India's GDP growth was expected to decline in the first quarter of the current fiscal but the "free fall" in the numbers shows that the problem is more structural than transient, says a report.
India's economic growth slipped to a three-year low of 5.7 per cent in April-June, underscoring the disruptions caused by uncertainty related to the GST rollout amid slowdown in manufacturing activities.
According to the report, the negative impact of the Goods and Services Tax (GST) on growth has been "majorly emphasised".
"Though there has been a lot of talk about manufacturing destocking ahead of GST and its impact on GDP, a significant destocking in both consumer, as well as investment intensive sectors, was already taking pace in 2016-17," according to SBI's research report Ecowrap.
The report, which analysed data of 1,695 listed firms, noted that there is significant destocking in both in consumer and investment intensive sectors in 2016-17, implying that "there was general slowdown amidst which companies have been running down the existing inventory".
Investment intensive sectors, it said, have been more affected by the general slowdown and uncertain environment in 2016-17, while consumer intensive sectors have been more affected by demonetisation.

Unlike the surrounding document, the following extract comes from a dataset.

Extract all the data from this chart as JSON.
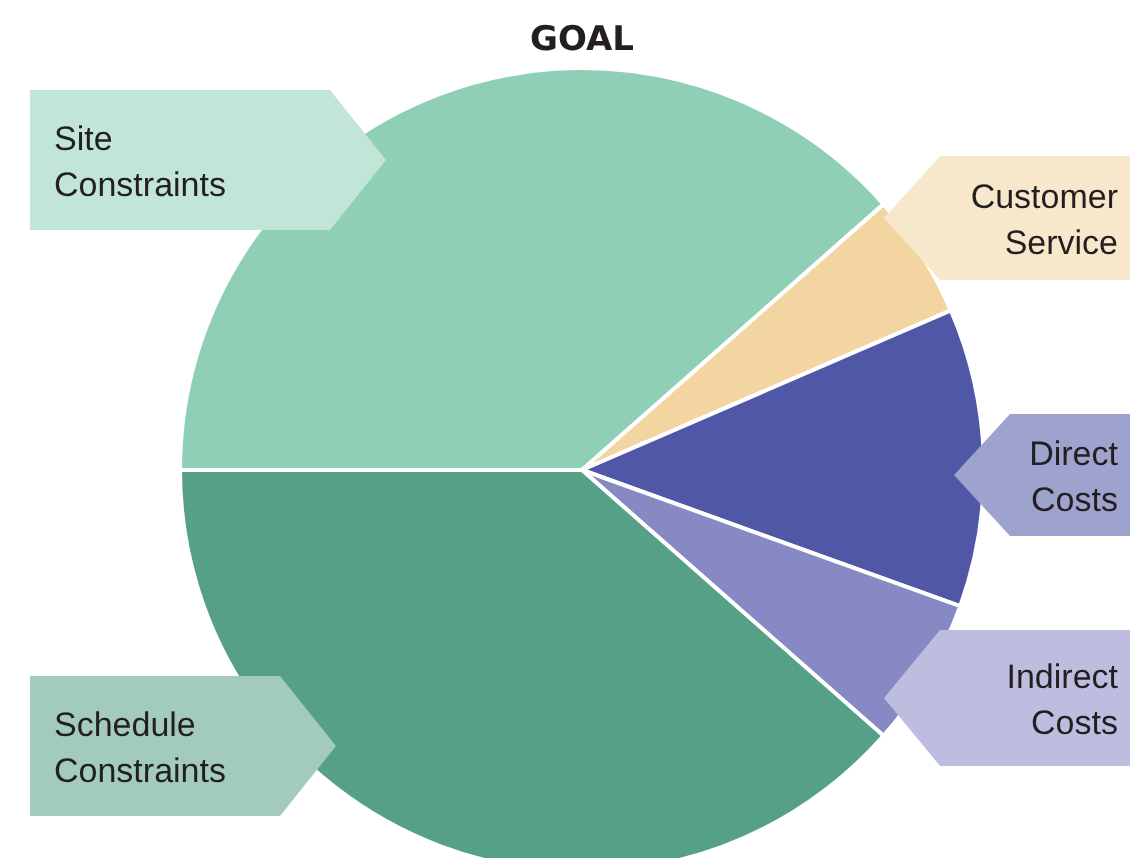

Further analysis of a sample of 2,306 listed companies, whose results are out for first quarter of this fiscal, showed that 40 out of 69 sectors have shown quarter-on-quarter decline in sales and this is much lower than the 2016-17 growth rates, it said.
Important sectors in manufacturing like capital goods, consumer goods & engineering goods have performed dismally and this is a cause of concern, it added.
"Combining all the above factors, rebound in GDP growth is unlikely in coming quarters. It is only by the first quarter of next fiscal that growth can witness an uptick provided asset resolution takes place by then," the report noted.